I spent two weeks at home with my family over the holidays, eating great food, seeing close friends, and speaking an amazing amount of English. It was so relaxing that I had no idea how the transition back to Switzerland would be. But I was in for some surprises.
The first surprise was the words. For the first week, French words on signs began to pop out at me. The words weren’t even anything special except for the fact that I knew what they meant. There was a secret power in the knowing, as if I could place the word in my pocket to use later when I needed it. It was almost startling how vivid they became, little pieces of life strewn around the city that were ripe for the taking.

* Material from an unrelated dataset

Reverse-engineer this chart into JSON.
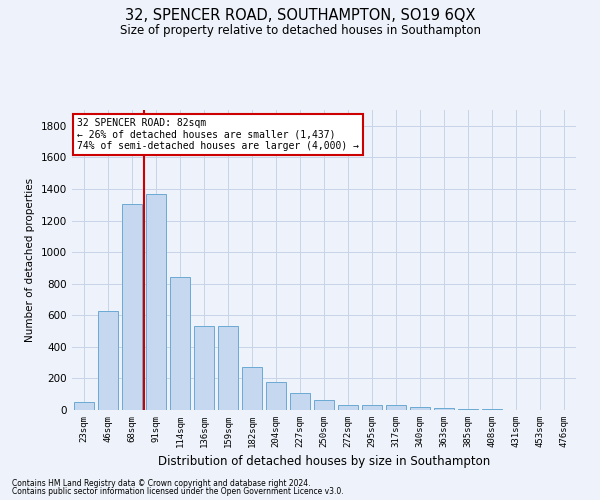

I plundered the words, locked them away safe in my mind so that I could know. Not figure out, but know instinctively what they wanted to say.
It’s this instinct that allows me to know what words mean without translating them. I am surprised at how the words to the songs we sing in church touch my heart differently than they did even one month ago. They seem closer, more real. The words mean more now and are permeating every aspect of my life, even my dreams.
Of course, it helps that the words are really all around me. When I am in an English speaking country, it is easy to choose not to speak French. But here, I have no choice. There are people with whom I could not otherwise communicate unless I wrap my tongue around these strange syllables and take out the words I have locked away. And I am already learning again, every day.
Sometimes I still feel like I am speaking in code. It seems cryptic and difficult, yet this code is the primary means with which a people think, discuss and dream. And slowly, I am cracking it, using this code to become a little more like them, discerning more with every conversation. There are times when it is a struggle, and then other times where I am walking down the street and I catch myself thinking in French. Cryptic or comforting, foreign or familiar, it’s becoming a part of me in a way that makes me think that no matter what happens, I will never be the same.